A standard protocol to handle and discard low-effort, AI-Generated pull requests

Overall reaction to the “protocol”

  • Many find the spec hilarious, cathartic, and appropriate for dealing with “AI slop.”
  • Others think it becomes too snarky and hostile, missing an opportunity for a serious reusable template.
  • Some feel it straw-mans the issue with overly specific examples.

Nature and impact of AI‑generated PRs

  • Maintainers report a rising wave of plausible-looking but useless or incorrect PRs generated by LLMs.
  • These often:
    • Don’t actually fix bugs or add real value.
    • Hallucinate libraries or features.
    • Include bloated essays for trivial changes.
  • Biggest pain: cost asymmetry. A 30-second AI PR can impose 30+ minutes of review effort.

Ethics, effort, and responsibility

  • Strong view: using AI isn’t the problem; outsourcing understanding is.
  • Suggested norm: if you can’t explain what your change does and how it fits the system (without AI), don’t submit it.
  • Several argue for “gatekeeping by effort”: reviewers should prioritize contributors who clearly invested real thinking.
  • Some advocate patience with well-meaning newcomers who don’t realize the harm; others report never seeing visible shame or learning.
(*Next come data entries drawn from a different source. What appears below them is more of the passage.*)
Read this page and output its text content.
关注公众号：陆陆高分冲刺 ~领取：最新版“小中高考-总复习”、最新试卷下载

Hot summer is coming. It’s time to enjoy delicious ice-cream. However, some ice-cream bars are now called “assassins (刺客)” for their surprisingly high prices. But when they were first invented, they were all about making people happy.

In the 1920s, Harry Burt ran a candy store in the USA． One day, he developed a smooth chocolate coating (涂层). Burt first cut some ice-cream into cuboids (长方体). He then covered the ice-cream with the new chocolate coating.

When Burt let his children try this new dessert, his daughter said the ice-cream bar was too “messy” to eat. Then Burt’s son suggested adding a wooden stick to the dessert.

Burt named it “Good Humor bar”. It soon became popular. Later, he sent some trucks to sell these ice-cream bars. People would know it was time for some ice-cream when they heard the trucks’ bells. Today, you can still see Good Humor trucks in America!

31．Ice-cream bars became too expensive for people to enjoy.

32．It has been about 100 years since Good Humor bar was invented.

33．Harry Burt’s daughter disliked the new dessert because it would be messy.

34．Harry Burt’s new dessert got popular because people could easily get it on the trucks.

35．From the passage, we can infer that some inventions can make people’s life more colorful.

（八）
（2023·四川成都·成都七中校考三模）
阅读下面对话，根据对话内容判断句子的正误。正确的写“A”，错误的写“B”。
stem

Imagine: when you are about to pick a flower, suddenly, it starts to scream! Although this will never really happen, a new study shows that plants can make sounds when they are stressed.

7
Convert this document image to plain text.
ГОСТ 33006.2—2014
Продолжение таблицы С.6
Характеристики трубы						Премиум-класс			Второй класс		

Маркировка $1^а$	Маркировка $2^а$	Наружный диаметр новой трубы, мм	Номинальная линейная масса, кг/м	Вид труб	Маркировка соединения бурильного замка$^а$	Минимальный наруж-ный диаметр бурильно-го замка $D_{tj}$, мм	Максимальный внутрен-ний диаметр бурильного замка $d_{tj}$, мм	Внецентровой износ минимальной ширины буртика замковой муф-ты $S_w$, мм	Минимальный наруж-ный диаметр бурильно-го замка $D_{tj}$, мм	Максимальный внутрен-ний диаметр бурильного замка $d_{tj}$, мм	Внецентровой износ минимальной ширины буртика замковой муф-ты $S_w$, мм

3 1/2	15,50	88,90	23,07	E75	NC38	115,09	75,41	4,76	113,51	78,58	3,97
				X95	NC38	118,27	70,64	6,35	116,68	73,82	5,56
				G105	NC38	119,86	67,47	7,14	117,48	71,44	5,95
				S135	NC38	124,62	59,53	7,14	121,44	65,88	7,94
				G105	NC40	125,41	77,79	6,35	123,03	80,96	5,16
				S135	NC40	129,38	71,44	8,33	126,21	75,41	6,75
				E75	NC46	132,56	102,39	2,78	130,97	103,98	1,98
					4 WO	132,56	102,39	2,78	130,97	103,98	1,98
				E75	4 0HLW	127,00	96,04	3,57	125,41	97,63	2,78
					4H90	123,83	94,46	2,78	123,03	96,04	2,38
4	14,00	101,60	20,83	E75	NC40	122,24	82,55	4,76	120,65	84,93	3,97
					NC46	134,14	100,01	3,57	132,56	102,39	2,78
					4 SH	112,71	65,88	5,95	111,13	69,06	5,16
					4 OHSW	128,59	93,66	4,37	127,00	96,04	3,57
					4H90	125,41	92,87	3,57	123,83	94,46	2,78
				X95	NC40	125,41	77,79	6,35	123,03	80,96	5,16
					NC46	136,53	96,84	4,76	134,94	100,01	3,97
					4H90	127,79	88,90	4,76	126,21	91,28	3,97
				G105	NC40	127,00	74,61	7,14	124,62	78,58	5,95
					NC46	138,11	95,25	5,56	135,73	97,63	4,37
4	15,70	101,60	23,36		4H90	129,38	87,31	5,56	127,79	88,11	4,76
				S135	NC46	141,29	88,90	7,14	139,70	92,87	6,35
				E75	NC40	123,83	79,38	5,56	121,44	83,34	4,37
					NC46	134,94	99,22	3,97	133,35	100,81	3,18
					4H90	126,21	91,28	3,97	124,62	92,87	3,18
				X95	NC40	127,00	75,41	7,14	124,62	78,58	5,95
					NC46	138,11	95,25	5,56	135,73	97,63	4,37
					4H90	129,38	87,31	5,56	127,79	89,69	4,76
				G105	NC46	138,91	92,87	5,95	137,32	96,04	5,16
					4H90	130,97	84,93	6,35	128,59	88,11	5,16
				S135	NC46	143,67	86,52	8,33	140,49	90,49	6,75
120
Proposed mitigation strategies

  • Hardline options:
    • Close with a stock response; block repeat offenders.
    • Disable public PRs entirely or restrict to collaborators.
  • Process/policy options:
    • Explicit AI policies (e.g., “must be able to explain your change”).
    • Treat vague, low-effort PR descriptions as an auto-close signal.
    • Ask AI users to file issues with prompts or high-level plans rather than code diffs.
  • Economic/proof ideas:
    • Proof-of-work or “bonds” (e.g., refundable deposits, fines for AI slop) were floated but seen as hard to design and potentially wasteful.
    • Suggestions for GPG-signed commits and verifiable CI artifacts; others push back on added complexity and energy cost.

Alternatives and experiments

  • Some propose limiting agents to writing tests/specs, with humans doing implementation; critics note AI can also generate bad tests and that trust just moves to a different layer.
  • A few argue that open PRs/issues from the public may be unsustainable in an “infinite slop” world, predicting a shift toward forks, restricted contribution channels, or trust/rate-limiting models.